Et comment, citoyens, pourrait-on le penser ? moi qui, depuis près de dix ans, vis dans la disgrâce connue de Versailles et de ses entours, parce que mon caractère libre, ennemi de toute servitude, s’y est toujours montré à découvert ; que je n'ai fléchi le genou devant nulle idole encensée !

N’est-ce pas moi qu’ils ont puni d’avoir fait servir l’arme du ridicule (la seule que l’on pût employer au théâtre) à fronder les abus de leur crédit, de leur puissance, ou de leurs places ; qu’ils ont puni en irritant contre mes phrases, et les falsifiant à ses yeux, l’homme le plus juste et le meilleur des rois ?

Leur fureur a causé ma détention de quatre jours, et dans un lieu si ridicule, qu’ils regardèrent cela comme une excellente gaieté 11. C’est à la justice du roi que j’ai dû l’ordre prompt de sortie auquel je refusais si obstinément d’obéir, voulant être jugé et puni très-sévèrement, si j’étais coupable du crime d’avoir offensé un bon roi, qui comprit sans doute bientôt qu’on lui en avait imposé. Au moins l’ai-je très-bien prouvé dans un mémoire aussi respectueux qu’énergique que lui présenta son ministre, et que je n’ai pas imprimé.

N'est-ce pas moi qui le premier, dans la tyrannie la plus dure contre la liberté de la presse, osai couvrir de ridicule le despotisme des censures ; qui, portant partout le dégoût d’avoir vu de trop près la politique de nos cours, en ai donné certain portrait qu’on trouvait assez ressemblant ?

De même que cette définition du vil métier de courtisan : recevoir, prendre et demander, voilà le secret en trois mots, applaudie à notre théâtre, et depuis applaudie de nouveau à l’Assemblée nationale, quand un membre du souverain n’a pas cru au-dessous de lui de la rajeunir en ces termes : « Il n’est que trois moyens d’exister : d’être mendiant, voleur ou salarié ? »

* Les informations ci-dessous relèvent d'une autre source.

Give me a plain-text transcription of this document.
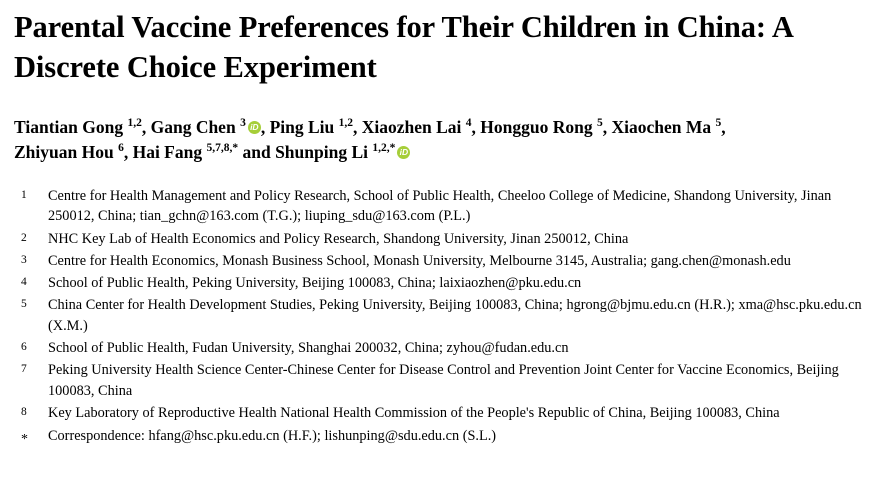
Parental Vaccine Preferences for Their Children in China: A Discrete Choice Experiment
Tiantian Gong $^{1,2}$, Gang Chen $^3$ iD , Ping Liu $^{1,2}$, Xiaozhen Lai $^4$, Hongguo Rong $^5$, Xiaochen Ma $^5$,
Zhiyuan Hou $^6$, Hai Fang $^{5,7,8,*}$ and Shunping Li $^{1,2,*}$iD
1	Centre for Health Management and Policy Research, School of Public Health, Cheeloo College of Medicine, Shandong University, Jinan 250012, China; tian_gchn@163.com (T.G.); liuping_sdu@163.com (P.L.)
2	NHC Key Lab of Health Economics and Policy Research, Shandong University, Jinan 250012, China
3	Centre for Health Economics, Monash Business School, Monash University, Melbourne 3145, Australia; gang.chen@monash.edu
4	School of Public Health, Peking University, Beijing 100083, China; laixiaozhen@pku.edu.cn
5	China Center for Health Development Studies, Peking University, Beijing 100083, China; hgrong@bjmu.edu.cn (H.R.); xma@hsc.pku.edu.cn (X.M.)
6	School of Public Health, Fudan University, Shanghai 200032, China; zyhou@fudan.edu.cn
7	Peking University Health Science Center-Chinese Center for Disease Control and Prevention Joint Center for Vaccine Economics, Beijing 100083, China
8	Key Laboratory of Reproductive Health National Health Commission of the People's Republic of China, Beijing 100083, China
*	Correspondence: hfang@hsc.pku.edu.cn (H.F.); lishunping@sdu.edu.cn (S.L.)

N’est-ce pas moi qui, pendant le règne despotique d’un prêtre, lequel voulait tout asservir, eus le courage de faire chanter, avec quelque risque, au théâtre, ces vers trop difficiles à dire à Paris sans musique :

Pontifes, pontifes adroits,

Remuez le cœur de vos rois.

Quand les rois craignent,

Les prêtres règnent :

La tiare agrandit ses droits.

N’est-ce pas moi qui, dans le même ouvrage, osai donner les éléments de la Déclaration des droits de l’homme, en faisant dire à la Nature, par la peuplade qui l’invoque :

Ô bienfaisante déité,

Ne souffrez pas que rien altère

Notre touchante égalité ;

Qu’un homme commande à son frère.

Et ces vers, qui complètent le sens moral de tout l’ouvrage :

Mortel, qui que tu sois, prince, prêtre ou soldat, Homme ! ta grandeur sur la terre N’appartient point à ton état : Elle est toute à ton caractère.

Et cette leçon terrible à tout despote qui voudrait abuser d’un pouvoir usurpé par la force :

Roi féroce, as-tu donc compté, Parmi les droits de ta couronne, Celui du crime et de l’impunité ? Ta fureur ne peut se contraindre ; Et tu veux n’être pas haï ? Tremble d’ordonner. — Qu’ai-je à craindre ? — De te voir toujours obéi, Jusqu’à l’instant où l’effrayante somme De tes forfaits, déchaînant leur courroux… Tu pouvais tout contre un seul homme, Tu ne pourras rien contre tous.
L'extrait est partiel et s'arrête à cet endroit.